Trade Associations Propose Solutions to Property Tax Squeeze Small Business – Saanich News
The government needs to change property tax policies that let small businesses bear a disproportionate share of the tax base, according to a group of BC business associations.
The Business Tax Alliance, which includes business associations representing downtown Victoria and 14 Lower Mainland jurisdictions, formed late last year.
He says the province’s practice of assessing property values based on redevelopment potential and the value of surrounding properties has created a status quo far beyond the means of small business owners in the largest municipalities in the city. British Columbia,” Alliance spokesman Paul Sullivan said.
In the Capital Regional District, commercial property tax is three times higher on average than industrial or residential, said Bev Highton, owner of property brokerage NAI Commercial in Victoria.
Highton cited a heritage building in downtown Victoria valued by BC Assessment at $2.6 million in 2019. Its value soared 31% to $3.4 million the following year, and 27 additional % to reach $4.1 million in 2021.
The 2020 sale of a neighboring property for a new 15-story building was a factor in the massive upside.
According to Jeff Bray, executive director of the Downtown Victoria Business Association, this practice of BC Assessment affects more than the owner.
“What happens is the landlord has to pass that cost on to the tenant,” he said. “It can really impact a business, especially during the pandemic when revenues are down to begin with.”
He mentioned a parking lot in downtown Victoria whose rating went up 100% in one year. “It forces you to charge $20 an hour for parking or rearranging whether you like it or not,” Bray said.
One of the two solutions offered by Tax Alliance uses a strategy used by Sullivan in court when he owned a business and a commercial building in Vancouver.
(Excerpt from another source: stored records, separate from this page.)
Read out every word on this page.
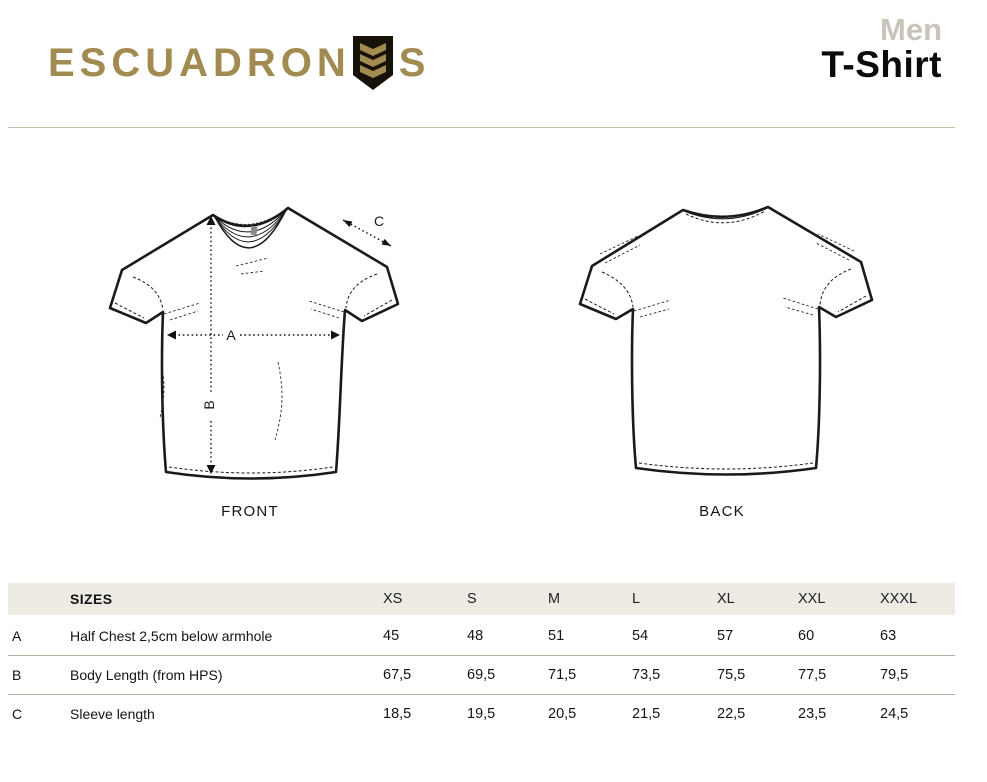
ESCUADRON S
Men
T-Shirt
B
A
C
FRONT	BACK
SIZES	XS	S	M	L	XL	XXL	XXXL
A	Half Chest 2,5cm below armhole	45	48	51	54	57	60	63
B	Body Length (from HPS)	67,5	69,5	71,5	73,5	75,5	77,5	79,5
C	Sleeve length	18,5	19,5	20,5	21,5	22,5	23,5	24,5
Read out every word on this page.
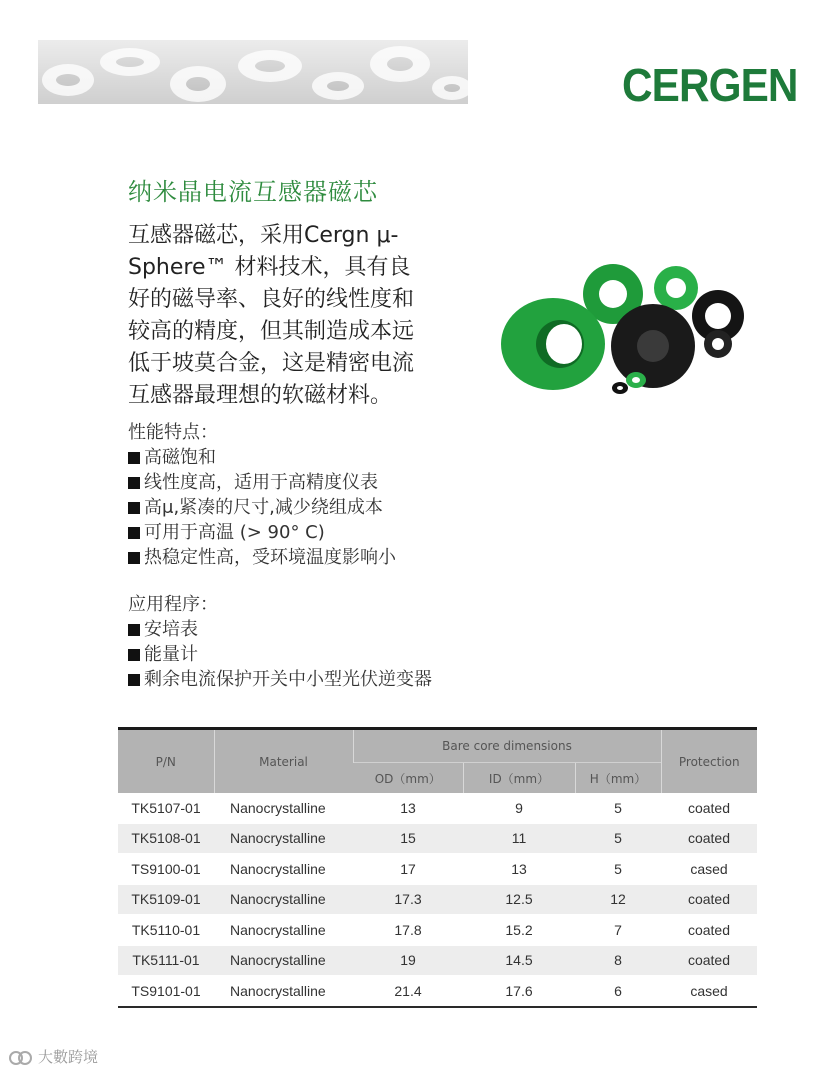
CERGEN
纳米晶电流互感器磁芯
互感器磁芯，采用Cergn μ-
Sphere™ 材料技术，具有良
好的磁导率、良好的线性度和
较高的精度，但其制造成本远
低于坡莫合金，这是精密电流
互感器最理想的软磁材料。
性能特点：
高磁饱和
线性度高，适用于高精度仪表
高μ,紧凑的尺寸,减少绕组成本
可用于高温 (> 90° C)
热稳定性高，受环境温度影响小
应用程序：
安培表
能量计
剩余电流保护开关中小型光伏逆变器
P/N	Material	Bare core dimensions			Protection
		OD（mm）	ID（mm）	H（mm）	
TK5107-01	Nanocrystalline	13	9	5	coated
TK5108-01	Nanocrystalline	15	11	5	coated
TS9100-01	Nanocrystalline	17	13	5	cased
TK5109-01	Nanocrystalline	17.3	12.5	12	coated
TK5110-01	Nanocrystalline	17.8	15.2	7	coated
TK5111-01	Nanocrystalline	19	14.5	8	coated
TS9101-01	Nanocrystalline	21.4	17.6	6	cased
大數跨境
By arguing to split his property’s tax class as commercial for the building itself and residential for the undeveloped airspace above, he was able to cut his tax bill by 75%, he said. he declares.
“It only works in certain areas, but it provided the model for this approach. We won it in court. Surely we can win it in politics,” he said.
The other solution may seem more drastic, but Sullivan, Highton and Bray say it is more feasible: give business licensees a single electoral vote in the municipalities where they are registered.
Highton, a 54-year-old estate agent from Victoria, said commercial tenants are “fully aware” of the effect property tax has on their expenses, including rent. As such, small business owners are very interested in the financial aspects of city governance, Highton said.
In Vancouver, commercial buildings account for 45% of property taxes paid, despite only accounting for 7% of properties in the city. Commercial properties in Victoria accounted for the same percentage of the city’s property tax collection; $67 million out of $147 million raised.
“Huge contributors should at least have a vote,” Highton said.
The move would add about 523,000 municipal voters to B.C.’s three million, Sullivan noted. Several municipalities already allow eligible non-resident owners to vote.
Although it could take up to two years, Bray said changing B.C.’s assessment law to allow for the first solution is “very doable.”
“If a city needs to raise $100, they will raise $100 – the problem is who makes up that $100?” He asked. “All those little mommies and pops. Many of them simply cannot afford it.